Modeling Solar Spectra from Irradiance Measurements:
Photovoltaic (PV) system performance depends on the incident solar spectrum, which fluctuates both temporally and geographically. Different solar technologies are affected in varying degree to the changes in sunlight’s spectral composition. Multi-junction devices, which are commonly used in concentrator photovoltaic systems (CPV), are influenced more profoundly by spectral changes than single-junction device technologies, such as thin-film or silicon. However, the solar industry as a whole would benefit from accurate quantification of the solar spectrum, measured in the direct normal orientation for the CPV industry and in the global horizontal or global tilted orientation for the flat-panel PV industry. Current state-of-the-art methods for doing so involve the use of expensive, heavy, and power-hungry instruments called spectroradiometers, with a price tag approaching $100K. Our research focuses on a more cost-effective way to measure the solar spectrum by using coarse spectral sampling in conjunction with atmospheric models to reconstruct the direct or global solar spectral irradiance in the entire 280-4000 nm range. Short-term validation and calibration has been conducted at the Outdoor Test Facility at the National Renewable Energy Laboratory (NREL) in Golden, CO, USA, with subsequent testing and comparisons at the 12th World Meteorological Organization (WMO) International Pyrheliometer Comparison IPC-XII held at the World Radiation Center in Davos, Switzerland. Long-term outdoor evaluation and testing is being performed under varying temperature and sunlight conditions to determine the efficacy of this approach at the solar test facilities of both SUNLAB and Spectrafy Inc., where the commercialization of this technology is underway.
Modeling Irradiance from Limited Data:
Sunlight is compromised of two main components:
- direct normal irradiance (DNI): illumination in a straight path from the sun, and
- diffuse horizontal irradiance (DHI): illumination scattered by the sky and other objects.

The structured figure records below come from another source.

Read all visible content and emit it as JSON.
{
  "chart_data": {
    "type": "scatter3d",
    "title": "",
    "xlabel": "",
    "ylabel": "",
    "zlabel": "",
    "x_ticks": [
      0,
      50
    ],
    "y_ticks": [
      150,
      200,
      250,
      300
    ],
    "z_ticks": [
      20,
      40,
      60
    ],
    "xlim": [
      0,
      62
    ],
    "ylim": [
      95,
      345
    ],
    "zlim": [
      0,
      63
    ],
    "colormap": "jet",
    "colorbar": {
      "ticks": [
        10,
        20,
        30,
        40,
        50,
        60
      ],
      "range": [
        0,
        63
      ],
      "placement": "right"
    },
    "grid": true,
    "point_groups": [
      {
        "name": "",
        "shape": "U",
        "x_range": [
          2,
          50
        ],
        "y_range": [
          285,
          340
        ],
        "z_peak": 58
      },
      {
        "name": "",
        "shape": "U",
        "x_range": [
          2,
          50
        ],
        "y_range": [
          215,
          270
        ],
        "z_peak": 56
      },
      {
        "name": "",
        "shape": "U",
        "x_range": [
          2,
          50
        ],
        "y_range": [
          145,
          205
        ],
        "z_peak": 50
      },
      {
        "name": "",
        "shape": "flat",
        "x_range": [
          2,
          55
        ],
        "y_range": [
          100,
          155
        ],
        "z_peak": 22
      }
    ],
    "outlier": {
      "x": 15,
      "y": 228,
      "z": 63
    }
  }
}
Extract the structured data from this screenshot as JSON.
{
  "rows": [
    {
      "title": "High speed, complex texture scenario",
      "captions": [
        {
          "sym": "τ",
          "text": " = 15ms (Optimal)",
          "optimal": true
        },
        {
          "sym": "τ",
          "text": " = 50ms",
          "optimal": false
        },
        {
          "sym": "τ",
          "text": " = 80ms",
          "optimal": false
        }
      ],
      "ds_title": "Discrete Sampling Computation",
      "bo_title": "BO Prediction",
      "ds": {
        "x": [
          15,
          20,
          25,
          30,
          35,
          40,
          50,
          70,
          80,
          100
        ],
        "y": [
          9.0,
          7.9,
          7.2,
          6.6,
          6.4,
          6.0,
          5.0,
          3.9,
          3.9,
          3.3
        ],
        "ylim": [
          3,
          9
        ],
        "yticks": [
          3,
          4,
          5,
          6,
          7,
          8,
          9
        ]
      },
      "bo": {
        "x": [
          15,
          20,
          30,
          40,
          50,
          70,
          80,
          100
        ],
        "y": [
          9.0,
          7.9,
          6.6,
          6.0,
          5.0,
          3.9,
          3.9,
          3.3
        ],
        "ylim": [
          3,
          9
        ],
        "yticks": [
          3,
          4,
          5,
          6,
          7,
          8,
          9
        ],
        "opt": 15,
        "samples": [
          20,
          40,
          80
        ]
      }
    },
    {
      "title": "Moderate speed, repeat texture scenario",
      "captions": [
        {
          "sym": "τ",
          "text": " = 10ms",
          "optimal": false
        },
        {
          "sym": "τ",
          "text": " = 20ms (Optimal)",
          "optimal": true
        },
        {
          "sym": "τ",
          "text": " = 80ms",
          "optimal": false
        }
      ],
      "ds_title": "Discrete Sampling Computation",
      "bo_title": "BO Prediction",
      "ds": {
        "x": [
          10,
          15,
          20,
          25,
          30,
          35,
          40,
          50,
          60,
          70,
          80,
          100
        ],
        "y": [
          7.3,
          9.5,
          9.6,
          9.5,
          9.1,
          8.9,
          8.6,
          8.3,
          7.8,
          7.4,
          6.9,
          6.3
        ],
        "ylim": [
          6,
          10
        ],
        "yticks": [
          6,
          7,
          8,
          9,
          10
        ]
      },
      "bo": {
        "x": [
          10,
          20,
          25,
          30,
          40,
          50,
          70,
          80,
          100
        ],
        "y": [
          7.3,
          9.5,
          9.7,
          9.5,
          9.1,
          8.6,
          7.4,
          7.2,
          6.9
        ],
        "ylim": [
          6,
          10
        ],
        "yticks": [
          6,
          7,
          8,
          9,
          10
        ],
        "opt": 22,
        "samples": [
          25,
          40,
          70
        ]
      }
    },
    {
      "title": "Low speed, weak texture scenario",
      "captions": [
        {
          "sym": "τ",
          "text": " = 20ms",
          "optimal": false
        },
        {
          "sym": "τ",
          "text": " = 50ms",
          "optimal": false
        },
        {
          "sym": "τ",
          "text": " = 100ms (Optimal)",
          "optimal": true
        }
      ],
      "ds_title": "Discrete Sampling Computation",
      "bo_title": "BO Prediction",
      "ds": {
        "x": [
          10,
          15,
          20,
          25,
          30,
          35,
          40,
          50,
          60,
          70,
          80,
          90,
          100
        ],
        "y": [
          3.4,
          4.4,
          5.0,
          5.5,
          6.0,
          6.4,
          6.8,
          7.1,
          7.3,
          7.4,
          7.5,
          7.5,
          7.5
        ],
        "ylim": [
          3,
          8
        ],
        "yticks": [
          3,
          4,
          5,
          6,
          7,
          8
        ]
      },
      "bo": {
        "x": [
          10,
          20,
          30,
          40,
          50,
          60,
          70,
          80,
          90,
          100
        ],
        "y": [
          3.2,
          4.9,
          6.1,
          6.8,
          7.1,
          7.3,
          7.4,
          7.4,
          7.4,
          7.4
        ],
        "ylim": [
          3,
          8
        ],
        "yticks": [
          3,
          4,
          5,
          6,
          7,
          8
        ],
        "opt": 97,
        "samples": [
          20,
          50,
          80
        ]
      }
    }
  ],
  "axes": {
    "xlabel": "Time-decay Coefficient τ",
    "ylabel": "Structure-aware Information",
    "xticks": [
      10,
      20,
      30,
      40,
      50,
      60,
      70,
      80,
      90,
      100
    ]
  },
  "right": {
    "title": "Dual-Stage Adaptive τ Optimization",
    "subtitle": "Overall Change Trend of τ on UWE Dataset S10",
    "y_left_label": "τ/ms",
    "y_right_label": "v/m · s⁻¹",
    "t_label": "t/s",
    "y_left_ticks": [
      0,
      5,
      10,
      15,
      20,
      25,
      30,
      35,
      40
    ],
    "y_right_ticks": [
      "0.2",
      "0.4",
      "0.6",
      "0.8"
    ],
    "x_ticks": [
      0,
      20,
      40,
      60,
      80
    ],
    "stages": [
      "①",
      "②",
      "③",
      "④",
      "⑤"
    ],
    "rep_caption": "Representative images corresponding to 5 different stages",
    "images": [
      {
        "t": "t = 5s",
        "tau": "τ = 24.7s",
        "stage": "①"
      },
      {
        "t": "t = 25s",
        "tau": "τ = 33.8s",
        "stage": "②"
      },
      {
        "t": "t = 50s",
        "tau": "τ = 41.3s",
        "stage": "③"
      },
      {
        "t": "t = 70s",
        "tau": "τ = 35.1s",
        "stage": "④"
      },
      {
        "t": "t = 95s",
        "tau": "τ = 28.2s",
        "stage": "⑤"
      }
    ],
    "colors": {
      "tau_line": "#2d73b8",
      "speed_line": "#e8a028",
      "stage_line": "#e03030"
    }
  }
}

The combination of DNI and DHI yields the global horizontal irradiance (GHI), for the total illumination incident on a horizontal surface. These three irradiances are measured at ground stations equipped with pyrheliometers and pyranometers, and are necessary to study the amount of solar radiation available at a location. However, measurements of each irradiance is not available in every station due to instrumentation and maintenance costs. This is especially true of DNI measurements which require a tracker to follow the sun. Consequently, most stations measure only a subset of irradiances, most typically GHI, and therefore models must be developed to provide estimates for the missing measurements. These models can also fill in missing data in incomplete data sets (e.g. instrumentation failure or during a maintenance period), or be applied to satellite data which usually outputs an estimate for GHI only.
Applying these models to full data sets from different locations around the world helps to identify factors of the model that work best for different environmental conditions and notify when biases may be introduced. Presently, four models — BRL, Reindl-Helbig, DISC, DIRINT — have been applied to four locations: Al-Hanakiyah, Saudi Arabia; Boulder, USA; Ma’an, Jordan; and Ottawa, Canada. Making these three irradiances available to a wider set of locations improves the ability to assess specific new sites for the deployment of future solar power plants.